= Rancho El Rincon (Arellanes) =

Mexican land grant in Santa Barbara and Ventura Counties, California

Rancho El Rincon was a 4460 acre Mexican land grant in present day Santa Barbara County and Ventura County, California given in 1835 by Governor José Figueroa to Teodoro Arellanes. "Rincon" means "corner" in Spanish. The grant extended along the Pacific coast at the Santa Barbara and Ventura County line and encompassed Rincon Point, Rincon State Beach and present day La Conchita.

==History==
José Teodoro Arellanes (1782-1858) was a soldier at the Presidio of Santa Barbara when he was married to María Sirilda Procopia Ruiz in 1802. After she died, he married the widow Maria Josefa Rodriguez (1786-1851) in 1812. Teodoro Arellanes was granted the one square league Rancho El Rincon in 1835, and Rancho Guadalupe in 1840.

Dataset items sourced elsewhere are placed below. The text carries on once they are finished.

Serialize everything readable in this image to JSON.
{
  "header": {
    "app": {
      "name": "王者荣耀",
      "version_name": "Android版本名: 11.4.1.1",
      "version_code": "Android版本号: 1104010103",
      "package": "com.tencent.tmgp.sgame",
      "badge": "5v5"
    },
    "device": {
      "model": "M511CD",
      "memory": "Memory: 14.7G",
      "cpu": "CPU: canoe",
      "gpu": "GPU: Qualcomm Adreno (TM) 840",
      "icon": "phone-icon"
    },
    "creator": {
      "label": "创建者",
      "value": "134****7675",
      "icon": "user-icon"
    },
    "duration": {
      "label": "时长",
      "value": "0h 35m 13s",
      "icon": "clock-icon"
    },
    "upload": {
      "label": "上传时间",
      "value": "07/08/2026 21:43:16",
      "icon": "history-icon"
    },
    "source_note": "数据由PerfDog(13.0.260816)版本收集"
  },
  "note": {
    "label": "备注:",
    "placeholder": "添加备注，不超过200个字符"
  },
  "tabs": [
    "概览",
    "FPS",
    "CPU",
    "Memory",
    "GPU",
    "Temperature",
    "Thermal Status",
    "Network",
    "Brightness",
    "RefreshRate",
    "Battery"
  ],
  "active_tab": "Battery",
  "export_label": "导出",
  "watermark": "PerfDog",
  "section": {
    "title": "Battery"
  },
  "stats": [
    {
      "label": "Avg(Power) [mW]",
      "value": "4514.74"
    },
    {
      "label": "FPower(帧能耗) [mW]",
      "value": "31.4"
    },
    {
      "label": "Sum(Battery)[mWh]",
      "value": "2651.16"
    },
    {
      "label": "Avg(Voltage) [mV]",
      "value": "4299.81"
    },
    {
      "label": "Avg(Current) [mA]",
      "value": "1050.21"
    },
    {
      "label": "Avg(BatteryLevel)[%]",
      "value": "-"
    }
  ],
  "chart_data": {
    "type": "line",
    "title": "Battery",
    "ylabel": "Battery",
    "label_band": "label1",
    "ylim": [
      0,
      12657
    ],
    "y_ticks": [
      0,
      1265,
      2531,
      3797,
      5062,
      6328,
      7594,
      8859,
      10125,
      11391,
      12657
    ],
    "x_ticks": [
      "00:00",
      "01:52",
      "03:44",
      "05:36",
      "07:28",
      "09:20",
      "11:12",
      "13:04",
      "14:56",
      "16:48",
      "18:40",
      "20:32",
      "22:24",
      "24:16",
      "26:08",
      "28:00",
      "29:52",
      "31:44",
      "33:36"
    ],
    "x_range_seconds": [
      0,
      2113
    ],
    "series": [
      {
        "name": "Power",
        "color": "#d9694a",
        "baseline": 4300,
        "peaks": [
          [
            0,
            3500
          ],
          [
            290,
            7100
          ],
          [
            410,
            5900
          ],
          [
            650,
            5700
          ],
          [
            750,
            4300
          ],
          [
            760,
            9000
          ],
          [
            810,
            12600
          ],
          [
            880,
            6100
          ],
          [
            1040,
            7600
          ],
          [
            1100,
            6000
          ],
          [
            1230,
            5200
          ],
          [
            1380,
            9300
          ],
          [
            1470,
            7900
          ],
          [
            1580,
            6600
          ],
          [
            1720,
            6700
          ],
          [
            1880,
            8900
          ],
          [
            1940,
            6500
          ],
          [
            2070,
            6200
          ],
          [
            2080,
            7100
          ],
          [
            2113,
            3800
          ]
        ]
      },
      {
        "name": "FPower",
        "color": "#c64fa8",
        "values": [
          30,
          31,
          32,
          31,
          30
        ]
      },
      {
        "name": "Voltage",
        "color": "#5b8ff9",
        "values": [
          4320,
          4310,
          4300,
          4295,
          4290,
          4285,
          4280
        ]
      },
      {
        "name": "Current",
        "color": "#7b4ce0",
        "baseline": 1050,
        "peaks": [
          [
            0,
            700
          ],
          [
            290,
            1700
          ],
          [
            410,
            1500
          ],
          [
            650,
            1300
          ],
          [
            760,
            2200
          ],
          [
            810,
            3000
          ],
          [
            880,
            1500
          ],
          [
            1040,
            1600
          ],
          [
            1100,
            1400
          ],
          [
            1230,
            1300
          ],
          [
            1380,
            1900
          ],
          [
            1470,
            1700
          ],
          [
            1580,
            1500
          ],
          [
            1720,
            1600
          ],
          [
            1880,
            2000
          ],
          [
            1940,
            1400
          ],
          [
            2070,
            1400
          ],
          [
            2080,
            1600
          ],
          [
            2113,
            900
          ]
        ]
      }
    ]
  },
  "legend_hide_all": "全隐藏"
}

With the cession of California to the United States following the Mexican-American War, the 1848 Treaty of Guadalupe Hidalgo provided that the land grants would be honored. As required by the Land Act of 1851, a claim for Rancho El Rincon was filed with the Public Land Commission in 1852, and the grant was patented to Teodoro Arellanes in 1872.

In 1855, Arellanes gave the rancho to his son-in-law Dr. Matthew H. Biggs, who married daughter Maria de Jesus Arellanes in 1853. In 1882 Biggs sold the rancho to Benigno Gutierrez (-1902), his former business partner, and Dr. Charles B. Bates.